In our study, the sonographic descriptors of CBLs were statistically significant variables associated with malignancy according to the BI-RADS-US, including shape, margin, echo pattern, orientation, calcification, and vascularity. Furthermore, regular shape, parallel orientation, circumscribed margin, non-complex echo pattern, absence of posterior acoustic feature (no posterior acoustic features), calcification, and vascularity of lesions showed high predictive value for benign lesions. Not parallel to skin and presence of vascularity of lesions showed high predictive value for malignant cystic lesions. Moreover, a complex echo pattern is more valuable in terms of malignancy, with the area under the ROC curve 0.876, sensitivity 100%, and specificity 75.3%.

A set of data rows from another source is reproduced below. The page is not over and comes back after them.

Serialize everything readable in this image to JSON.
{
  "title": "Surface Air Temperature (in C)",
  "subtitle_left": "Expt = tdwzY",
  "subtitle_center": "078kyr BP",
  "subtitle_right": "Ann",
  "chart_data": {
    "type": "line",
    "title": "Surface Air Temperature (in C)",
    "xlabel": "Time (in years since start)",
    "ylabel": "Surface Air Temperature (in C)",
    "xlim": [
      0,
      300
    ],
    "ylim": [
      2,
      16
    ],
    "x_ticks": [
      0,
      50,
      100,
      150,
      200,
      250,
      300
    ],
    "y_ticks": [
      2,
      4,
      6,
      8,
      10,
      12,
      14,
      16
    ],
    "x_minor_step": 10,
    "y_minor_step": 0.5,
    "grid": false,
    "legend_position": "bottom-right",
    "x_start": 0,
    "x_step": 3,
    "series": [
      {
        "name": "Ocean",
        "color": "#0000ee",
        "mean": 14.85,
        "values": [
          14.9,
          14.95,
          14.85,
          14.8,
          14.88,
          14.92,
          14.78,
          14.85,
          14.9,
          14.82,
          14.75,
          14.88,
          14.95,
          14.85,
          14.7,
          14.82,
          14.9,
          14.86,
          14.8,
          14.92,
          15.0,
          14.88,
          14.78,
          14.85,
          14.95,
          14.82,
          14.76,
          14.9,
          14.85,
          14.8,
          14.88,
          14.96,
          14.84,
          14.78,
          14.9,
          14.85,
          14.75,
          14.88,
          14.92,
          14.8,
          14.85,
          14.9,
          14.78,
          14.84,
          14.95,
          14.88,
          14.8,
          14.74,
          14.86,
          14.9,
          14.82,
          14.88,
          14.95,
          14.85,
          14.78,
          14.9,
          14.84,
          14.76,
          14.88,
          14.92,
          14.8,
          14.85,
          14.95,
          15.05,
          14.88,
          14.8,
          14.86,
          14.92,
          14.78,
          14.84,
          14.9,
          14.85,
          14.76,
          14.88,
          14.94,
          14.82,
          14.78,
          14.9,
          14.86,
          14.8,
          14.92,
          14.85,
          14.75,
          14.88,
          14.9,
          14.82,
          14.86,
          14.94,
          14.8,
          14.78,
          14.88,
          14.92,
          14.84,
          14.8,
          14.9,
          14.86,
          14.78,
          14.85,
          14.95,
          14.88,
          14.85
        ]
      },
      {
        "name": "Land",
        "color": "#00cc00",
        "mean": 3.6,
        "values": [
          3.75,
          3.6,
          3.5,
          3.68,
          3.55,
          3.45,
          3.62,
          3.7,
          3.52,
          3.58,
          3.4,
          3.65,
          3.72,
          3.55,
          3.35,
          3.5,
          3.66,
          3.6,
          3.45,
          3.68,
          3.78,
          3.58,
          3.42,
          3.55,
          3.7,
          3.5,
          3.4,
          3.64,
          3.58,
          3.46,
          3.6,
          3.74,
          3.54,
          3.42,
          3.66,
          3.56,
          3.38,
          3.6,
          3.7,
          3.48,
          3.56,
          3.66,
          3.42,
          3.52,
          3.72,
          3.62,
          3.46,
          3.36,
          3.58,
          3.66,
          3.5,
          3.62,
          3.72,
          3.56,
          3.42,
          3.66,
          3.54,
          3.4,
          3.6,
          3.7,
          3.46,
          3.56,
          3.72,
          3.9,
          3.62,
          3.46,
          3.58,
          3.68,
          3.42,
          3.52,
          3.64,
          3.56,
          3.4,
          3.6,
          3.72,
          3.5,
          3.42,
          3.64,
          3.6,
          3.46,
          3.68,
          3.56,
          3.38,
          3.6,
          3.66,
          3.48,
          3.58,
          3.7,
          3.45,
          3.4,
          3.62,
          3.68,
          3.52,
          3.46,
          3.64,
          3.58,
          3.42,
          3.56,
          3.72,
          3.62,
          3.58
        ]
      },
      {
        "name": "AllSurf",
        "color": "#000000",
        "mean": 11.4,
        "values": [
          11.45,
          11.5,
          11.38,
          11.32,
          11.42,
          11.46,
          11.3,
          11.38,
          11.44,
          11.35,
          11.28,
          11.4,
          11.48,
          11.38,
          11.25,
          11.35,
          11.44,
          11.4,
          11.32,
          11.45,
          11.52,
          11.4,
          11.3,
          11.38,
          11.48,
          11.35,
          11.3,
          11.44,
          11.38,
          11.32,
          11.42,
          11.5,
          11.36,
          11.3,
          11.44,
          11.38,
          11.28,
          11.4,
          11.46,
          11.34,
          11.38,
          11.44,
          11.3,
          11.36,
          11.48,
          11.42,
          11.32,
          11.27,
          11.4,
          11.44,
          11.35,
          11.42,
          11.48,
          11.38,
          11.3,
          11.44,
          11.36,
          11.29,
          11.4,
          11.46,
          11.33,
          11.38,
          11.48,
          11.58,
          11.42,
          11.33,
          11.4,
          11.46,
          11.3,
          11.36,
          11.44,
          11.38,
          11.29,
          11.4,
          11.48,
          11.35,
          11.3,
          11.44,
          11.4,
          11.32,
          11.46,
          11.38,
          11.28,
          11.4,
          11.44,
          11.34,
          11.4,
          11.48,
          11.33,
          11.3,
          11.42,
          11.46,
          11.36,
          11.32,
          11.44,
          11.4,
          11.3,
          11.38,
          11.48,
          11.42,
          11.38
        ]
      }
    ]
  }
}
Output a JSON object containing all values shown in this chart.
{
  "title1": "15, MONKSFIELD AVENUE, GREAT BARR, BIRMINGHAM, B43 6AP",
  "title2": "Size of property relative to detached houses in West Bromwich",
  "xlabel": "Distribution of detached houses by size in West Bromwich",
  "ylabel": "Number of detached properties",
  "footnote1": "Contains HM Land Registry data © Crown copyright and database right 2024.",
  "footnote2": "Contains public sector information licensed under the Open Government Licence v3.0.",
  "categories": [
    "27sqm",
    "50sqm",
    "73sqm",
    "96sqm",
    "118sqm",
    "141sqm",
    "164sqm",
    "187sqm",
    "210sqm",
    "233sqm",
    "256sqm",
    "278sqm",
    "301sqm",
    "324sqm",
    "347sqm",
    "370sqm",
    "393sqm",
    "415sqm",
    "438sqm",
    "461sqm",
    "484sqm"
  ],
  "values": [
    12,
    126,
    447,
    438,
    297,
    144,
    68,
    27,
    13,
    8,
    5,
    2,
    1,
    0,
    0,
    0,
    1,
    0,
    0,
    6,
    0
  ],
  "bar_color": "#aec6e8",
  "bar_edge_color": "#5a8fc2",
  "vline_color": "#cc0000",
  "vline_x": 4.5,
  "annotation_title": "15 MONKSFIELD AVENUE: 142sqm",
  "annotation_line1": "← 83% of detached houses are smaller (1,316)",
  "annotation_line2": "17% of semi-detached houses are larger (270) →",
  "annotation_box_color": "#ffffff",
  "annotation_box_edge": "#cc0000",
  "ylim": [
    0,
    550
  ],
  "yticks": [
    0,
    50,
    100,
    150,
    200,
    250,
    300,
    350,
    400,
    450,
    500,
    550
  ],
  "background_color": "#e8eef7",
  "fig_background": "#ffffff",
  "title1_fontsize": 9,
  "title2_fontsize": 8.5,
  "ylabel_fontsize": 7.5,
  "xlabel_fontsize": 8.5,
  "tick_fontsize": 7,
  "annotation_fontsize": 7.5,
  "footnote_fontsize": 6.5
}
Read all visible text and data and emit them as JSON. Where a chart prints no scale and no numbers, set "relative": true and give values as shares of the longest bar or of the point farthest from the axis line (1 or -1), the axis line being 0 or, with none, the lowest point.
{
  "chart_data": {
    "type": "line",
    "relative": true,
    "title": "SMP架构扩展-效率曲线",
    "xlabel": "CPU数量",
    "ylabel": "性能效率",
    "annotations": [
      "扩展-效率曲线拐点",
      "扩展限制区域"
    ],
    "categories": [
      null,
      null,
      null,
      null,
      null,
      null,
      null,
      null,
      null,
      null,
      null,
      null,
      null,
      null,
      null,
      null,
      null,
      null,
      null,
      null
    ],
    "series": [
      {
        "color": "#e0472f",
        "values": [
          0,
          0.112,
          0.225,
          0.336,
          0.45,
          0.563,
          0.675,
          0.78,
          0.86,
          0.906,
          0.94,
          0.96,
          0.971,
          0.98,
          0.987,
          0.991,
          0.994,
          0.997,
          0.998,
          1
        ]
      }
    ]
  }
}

We recognize that our study had some weaknesses. In particular, although 99 cystic breast lesions were included in the study, the sample was small and some subgroups contained few cases, which limited the statistical power of the analysis. Additional investigations of larger numbers of lesions are necessary. Second, because our study was retrospective and selection bias was introduced by limiting entry to patients who had undergone a US examination, it did not represent the general population. In addition, although all the sonographers in this study have received extensive training and clinical experience in the breast ultrasound and the first edition of the BI-RADS- US, interobserver variability remains a concern. Taking this into consideration, all the sonographic findings were analyzed by one radiologist with 5 years of experience at performing and interpreting breast US from PACS, without knowledge of physical examination findings or pathological results.

In conclusion, the appropriate 5-variety classification for CBLs should be suggested, including simple cysts, clustered cysts, complicated cysts, cysts with thin septa, and complex cystic lesions. Complex echo pattern, irregular shape, nonparallel orientation, and noncircumscribed margin, associated with microcalcification or vascularity, are useful US predictors for subsets of probable malignancies in patients with cystic breast lesions. Clearly, this conclusion will be strengthened by further analyses of larger series and with prospective consecutive case series.